Simon Roberts is an app developer, so a good, reliable internet connection is important to his business. But, speed has been a longtime problem at his home in Klawock on Prince of Wales Island.

Now, with his brand-new Hughesnet satellite connection, Roberts is delighted.

“We’re getting 48 megabytes a second with this new satellite system here,” he said. “Versus the old Hughesnet I was on, I was barely getting a megabyte a second. You couldn’t stream on that. You could barely listen to internet radio with that type of speed. It’s like a dream come true to go from next to nothing to being able to download a movie in five minutes.”

Roberts said he used to take the ferry over to Ketchikan to update all his electronic equipment. He’d bring every device he had, and use the wifi at a friend’s house, or at a hotel.

“Like my nephews would ask me to take their X-Box over, because they would get a new Christmas game and it would say you cannot play this game without the latest update,” he said. “That was a really big inconvenience, having to wait for the next trip to go over, just so they could play a game I got them for Christmas.”

There is an AT&T cell tower near Klawock, which provides data service, but Roberts said there’s a lot of demand on that tower. And then, some people in more rural parts of the island drive to Klawock to update apps on their devices, further stretching that limited cell service.

“We’re getting 10 kilobytes a second off of a 4G tower,” he said. “I’m not sure if you remember the 56K modem days, of internet on telephone line, but this is a lot less than a 56K modem running off of this here AT&T tower.”

Since he installed his new internet satellite dish, Roberts said he’s had a lot of visitors at his home from people interested in checking it out. He has a special unlimited data option for the first few weeks, too, so he’s been updating all his family members’ apps while he can.

And, Roberts said, his was the first of the upgraded systems to be installed in the entire state. There were some glitches getting it started, he said, and the installer had to troubleshoot with other installers around Alaska. The fix turned out to be pretty simple.

“They kept putting us on West Coast time instead of Alaska,” he said. “So, as soon as they got that part fixed, all the other installers got theirs going too.”

Roberts said having fast internet will make a huge difference to him, for his business or just to stream a movie when he wants.

In addition to cell towers and satellite internet, local landline companies offer some broadband service on Prince of Wales and in other rural parts of the state.

Bryant Smith is in charge of Alaska Power and Telephone’s broadband sales and quality. Speaking from that company’s Port Townsend, Wash., office, he said the company is working toward improving its microwave network throughout its service area, from Skagway to the southeastern tip of Alaska.

That improvement, though, started further north with undersea fiber optic cables. South of Juneau, he said, the speeds are still “dated.”

“They’re not as fast of what we’re doing north of Juneau, where we have that fiber optic cable,” he said.

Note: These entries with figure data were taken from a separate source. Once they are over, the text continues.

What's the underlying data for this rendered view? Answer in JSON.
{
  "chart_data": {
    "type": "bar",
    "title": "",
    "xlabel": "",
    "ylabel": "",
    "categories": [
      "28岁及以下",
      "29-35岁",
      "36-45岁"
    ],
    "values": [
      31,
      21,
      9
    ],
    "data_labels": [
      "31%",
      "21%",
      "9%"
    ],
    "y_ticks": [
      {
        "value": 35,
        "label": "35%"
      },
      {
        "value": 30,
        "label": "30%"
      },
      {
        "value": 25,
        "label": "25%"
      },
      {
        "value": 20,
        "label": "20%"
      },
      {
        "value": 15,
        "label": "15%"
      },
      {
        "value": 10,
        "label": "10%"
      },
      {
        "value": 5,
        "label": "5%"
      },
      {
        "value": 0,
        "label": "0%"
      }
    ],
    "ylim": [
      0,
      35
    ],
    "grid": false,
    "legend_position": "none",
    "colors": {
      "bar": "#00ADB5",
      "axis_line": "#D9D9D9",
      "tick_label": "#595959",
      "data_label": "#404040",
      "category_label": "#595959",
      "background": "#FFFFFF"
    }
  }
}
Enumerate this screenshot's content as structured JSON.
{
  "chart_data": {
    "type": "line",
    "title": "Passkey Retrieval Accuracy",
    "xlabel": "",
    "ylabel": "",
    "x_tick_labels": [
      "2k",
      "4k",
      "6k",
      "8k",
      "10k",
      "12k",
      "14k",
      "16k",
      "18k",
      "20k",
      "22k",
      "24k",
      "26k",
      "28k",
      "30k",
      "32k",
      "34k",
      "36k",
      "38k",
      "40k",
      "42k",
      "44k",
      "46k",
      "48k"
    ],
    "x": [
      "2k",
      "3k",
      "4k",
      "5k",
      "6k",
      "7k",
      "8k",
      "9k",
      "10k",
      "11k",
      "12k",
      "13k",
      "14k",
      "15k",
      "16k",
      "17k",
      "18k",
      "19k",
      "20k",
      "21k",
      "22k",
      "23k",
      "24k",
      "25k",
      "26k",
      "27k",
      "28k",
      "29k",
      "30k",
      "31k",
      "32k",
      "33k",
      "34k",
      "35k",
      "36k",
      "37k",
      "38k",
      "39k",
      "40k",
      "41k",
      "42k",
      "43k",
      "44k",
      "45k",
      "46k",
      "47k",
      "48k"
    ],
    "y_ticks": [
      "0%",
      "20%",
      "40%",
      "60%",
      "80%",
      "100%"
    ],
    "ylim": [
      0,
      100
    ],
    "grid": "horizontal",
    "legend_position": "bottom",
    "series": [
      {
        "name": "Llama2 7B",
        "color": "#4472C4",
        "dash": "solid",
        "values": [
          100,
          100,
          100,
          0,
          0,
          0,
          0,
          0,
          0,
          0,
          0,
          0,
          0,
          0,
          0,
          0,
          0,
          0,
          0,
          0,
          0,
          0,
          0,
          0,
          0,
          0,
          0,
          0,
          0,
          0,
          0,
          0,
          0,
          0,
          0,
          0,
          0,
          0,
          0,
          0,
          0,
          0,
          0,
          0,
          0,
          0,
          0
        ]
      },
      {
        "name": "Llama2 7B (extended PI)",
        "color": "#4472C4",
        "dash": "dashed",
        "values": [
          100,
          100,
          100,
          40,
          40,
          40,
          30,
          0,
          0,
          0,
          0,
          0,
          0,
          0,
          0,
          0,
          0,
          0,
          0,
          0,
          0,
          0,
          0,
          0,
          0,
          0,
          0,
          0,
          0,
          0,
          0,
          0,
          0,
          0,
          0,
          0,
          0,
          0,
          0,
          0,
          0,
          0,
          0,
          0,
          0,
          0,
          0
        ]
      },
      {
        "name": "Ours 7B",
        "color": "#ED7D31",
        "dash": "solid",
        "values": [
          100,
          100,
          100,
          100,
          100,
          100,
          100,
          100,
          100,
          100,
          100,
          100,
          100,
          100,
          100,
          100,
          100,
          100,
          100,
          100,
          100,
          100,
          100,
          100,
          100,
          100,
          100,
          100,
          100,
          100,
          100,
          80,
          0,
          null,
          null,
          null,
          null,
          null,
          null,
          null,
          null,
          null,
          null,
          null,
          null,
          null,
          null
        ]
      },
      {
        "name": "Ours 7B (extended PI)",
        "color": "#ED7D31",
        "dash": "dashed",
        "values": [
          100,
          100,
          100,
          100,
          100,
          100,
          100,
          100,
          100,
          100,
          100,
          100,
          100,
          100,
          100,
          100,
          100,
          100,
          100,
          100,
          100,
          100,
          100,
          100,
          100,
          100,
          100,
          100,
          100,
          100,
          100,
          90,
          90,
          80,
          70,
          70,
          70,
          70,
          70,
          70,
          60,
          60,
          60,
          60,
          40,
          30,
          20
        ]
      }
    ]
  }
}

Smith said because of that limitation, Alaska Power and Telephone needs to be careful about how its internet service is doled out in those southern Southeast areas, to make sure telephone service isn’t affected.

But, there is a plan.

“Right now, we’re the phone company, so we have a lot of copper wire between our central office and the customer,” Smith said. “So, over the next 10 years, we’re working on delivering fiber optic cable to a lot of residences and business in the areas that we serve, in order to deliver faster speed.”

Again, that’s happening in the north first, then will head south.

Smith said AP&T can provide internet service in areas where it is not the local telephone company, like Klawock, but that’s limited. He said the service is better in towns like Craig, where AP&T is the local provider.